If you have a long-term or permanent disability and need a wheelchair, in most cases this is how it works:

  • You'll start by getting a referral from your GP to the NHS wheelchair services
  • You'll then be assessed to determine your physical and social needs, where you live and work will also be taken into account
  • Next, a decision will be made on whether there's a need for a chair

Those who work in the service say a lack of national guidelines and funding means it is in need of reform.

Krystyn Jarvis, of the National Wheelchair Managers' Forum, said wheelchair services were not seen as an important part of the NHS.

"We have been asking for change for more than 20 years.
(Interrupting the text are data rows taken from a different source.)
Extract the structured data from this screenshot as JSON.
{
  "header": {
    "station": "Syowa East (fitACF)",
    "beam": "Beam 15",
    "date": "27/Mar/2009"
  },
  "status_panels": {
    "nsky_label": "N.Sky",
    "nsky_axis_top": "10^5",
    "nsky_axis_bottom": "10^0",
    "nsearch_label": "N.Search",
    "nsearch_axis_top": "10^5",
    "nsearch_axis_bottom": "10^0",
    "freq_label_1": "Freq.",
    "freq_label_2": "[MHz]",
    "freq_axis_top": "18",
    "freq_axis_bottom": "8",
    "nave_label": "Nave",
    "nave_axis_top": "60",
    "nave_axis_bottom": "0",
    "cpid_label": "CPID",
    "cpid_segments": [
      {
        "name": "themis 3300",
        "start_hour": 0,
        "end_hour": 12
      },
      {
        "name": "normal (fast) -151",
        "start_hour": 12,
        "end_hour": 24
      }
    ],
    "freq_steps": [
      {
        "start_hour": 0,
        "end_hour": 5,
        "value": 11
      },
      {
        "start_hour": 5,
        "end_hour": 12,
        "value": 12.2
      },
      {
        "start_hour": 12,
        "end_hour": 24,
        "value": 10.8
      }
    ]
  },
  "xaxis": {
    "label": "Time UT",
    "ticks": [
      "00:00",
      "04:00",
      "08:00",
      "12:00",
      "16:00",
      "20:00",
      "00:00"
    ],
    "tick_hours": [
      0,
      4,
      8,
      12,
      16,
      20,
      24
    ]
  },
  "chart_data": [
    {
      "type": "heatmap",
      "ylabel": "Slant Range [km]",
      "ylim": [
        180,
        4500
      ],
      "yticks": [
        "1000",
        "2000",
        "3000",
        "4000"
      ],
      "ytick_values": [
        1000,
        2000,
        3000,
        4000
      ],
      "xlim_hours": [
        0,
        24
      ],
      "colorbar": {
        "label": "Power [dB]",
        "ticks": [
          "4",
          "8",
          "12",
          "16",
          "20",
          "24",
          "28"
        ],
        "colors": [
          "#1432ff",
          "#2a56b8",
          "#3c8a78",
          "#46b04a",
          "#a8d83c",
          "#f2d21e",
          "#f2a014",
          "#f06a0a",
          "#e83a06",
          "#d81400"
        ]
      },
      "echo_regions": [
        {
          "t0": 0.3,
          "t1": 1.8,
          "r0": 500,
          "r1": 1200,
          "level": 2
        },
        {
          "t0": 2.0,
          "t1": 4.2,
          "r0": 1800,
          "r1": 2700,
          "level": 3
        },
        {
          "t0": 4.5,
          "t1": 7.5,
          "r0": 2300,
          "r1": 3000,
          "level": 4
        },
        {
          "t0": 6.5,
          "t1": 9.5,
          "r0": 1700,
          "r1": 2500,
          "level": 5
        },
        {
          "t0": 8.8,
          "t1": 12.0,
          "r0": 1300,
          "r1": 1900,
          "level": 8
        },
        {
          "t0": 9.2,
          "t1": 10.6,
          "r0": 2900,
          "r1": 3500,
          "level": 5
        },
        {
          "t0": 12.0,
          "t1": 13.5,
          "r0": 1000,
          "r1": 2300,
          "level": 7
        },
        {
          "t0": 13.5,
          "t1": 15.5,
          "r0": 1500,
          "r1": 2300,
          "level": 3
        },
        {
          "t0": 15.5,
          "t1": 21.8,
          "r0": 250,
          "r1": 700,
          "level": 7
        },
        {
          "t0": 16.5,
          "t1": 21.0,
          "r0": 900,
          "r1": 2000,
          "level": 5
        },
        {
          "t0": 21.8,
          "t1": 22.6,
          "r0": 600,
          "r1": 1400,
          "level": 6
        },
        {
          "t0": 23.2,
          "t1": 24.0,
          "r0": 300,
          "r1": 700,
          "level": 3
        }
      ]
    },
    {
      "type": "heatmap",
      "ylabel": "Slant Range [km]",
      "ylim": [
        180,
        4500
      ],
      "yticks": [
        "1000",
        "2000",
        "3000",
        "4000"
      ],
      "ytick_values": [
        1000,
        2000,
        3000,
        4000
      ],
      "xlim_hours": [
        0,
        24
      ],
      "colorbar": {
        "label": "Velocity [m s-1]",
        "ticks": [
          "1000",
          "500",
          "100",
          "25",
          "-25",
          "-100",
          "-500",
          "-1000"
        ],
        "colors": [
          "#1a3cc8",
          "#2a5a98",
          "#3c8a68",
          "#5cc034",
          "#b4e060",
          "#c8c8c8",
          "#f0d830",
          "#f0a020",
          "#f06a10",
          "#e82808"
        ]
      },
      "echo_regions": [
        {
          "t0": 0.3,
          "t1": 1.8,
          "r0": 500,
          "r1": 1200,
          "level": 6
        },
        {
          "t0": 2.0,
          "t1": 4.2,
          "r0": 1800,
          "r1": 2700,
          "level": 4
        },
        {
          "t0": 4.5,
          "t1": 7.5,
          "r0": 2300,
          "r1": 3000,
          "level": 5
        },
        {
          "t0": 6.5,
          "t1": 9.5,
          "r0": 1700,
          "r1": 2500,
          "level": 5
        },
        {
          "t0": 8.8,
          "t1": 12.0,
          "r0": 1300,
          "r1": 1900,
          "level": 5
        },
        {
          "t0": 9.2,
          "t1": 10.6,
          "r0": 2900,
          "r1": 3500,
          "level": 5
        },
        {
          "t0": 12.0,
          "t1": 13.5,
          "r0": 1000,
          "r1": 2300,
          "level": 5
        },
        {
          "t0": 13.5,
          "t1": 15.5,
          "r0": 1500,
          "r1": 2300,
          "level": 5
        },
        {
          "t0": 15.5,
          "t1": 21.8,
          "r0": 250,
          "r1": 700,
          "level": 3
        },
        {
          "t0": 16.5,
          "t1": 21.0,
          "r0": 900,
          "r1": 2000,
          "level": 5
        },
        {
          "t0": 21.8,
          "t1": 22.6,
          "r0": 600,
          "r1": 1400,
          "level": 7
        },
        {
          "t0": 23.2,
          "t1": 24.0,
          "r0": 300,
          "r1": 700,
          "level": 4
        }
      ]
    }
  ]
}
We know the situation isn't acceptable," she said.

"But because every locality commissions differently, you were always going to get this postcode lottery."

'Shared ambition'

Baroness Grey-Thompson has launched the charter in the hope that services, clinical commissioning groups and NHS trusts across England will sign up to it.

She posed in a wheelbarrow alongside otherwise wheelchair users in front of the Houses of Parliament to highlight the importance of the right chair.

Although the charter isn't mandatory, the Wheelchair Leadership Alliance is hoping that its 10-point pledge will be the first step to a fair and effective service for those who need it.

NHS England said it "absolutely shared the ambition of the Leadership Alliance that wheelchair users and their families should be supported to lead full, independent and active lives".

"For the first time ever we have set up a rigorous data collection mechanism, and our work to both pilot a tariff for wheelchairs and support commissioners will also help implementation of the charter locally," it added.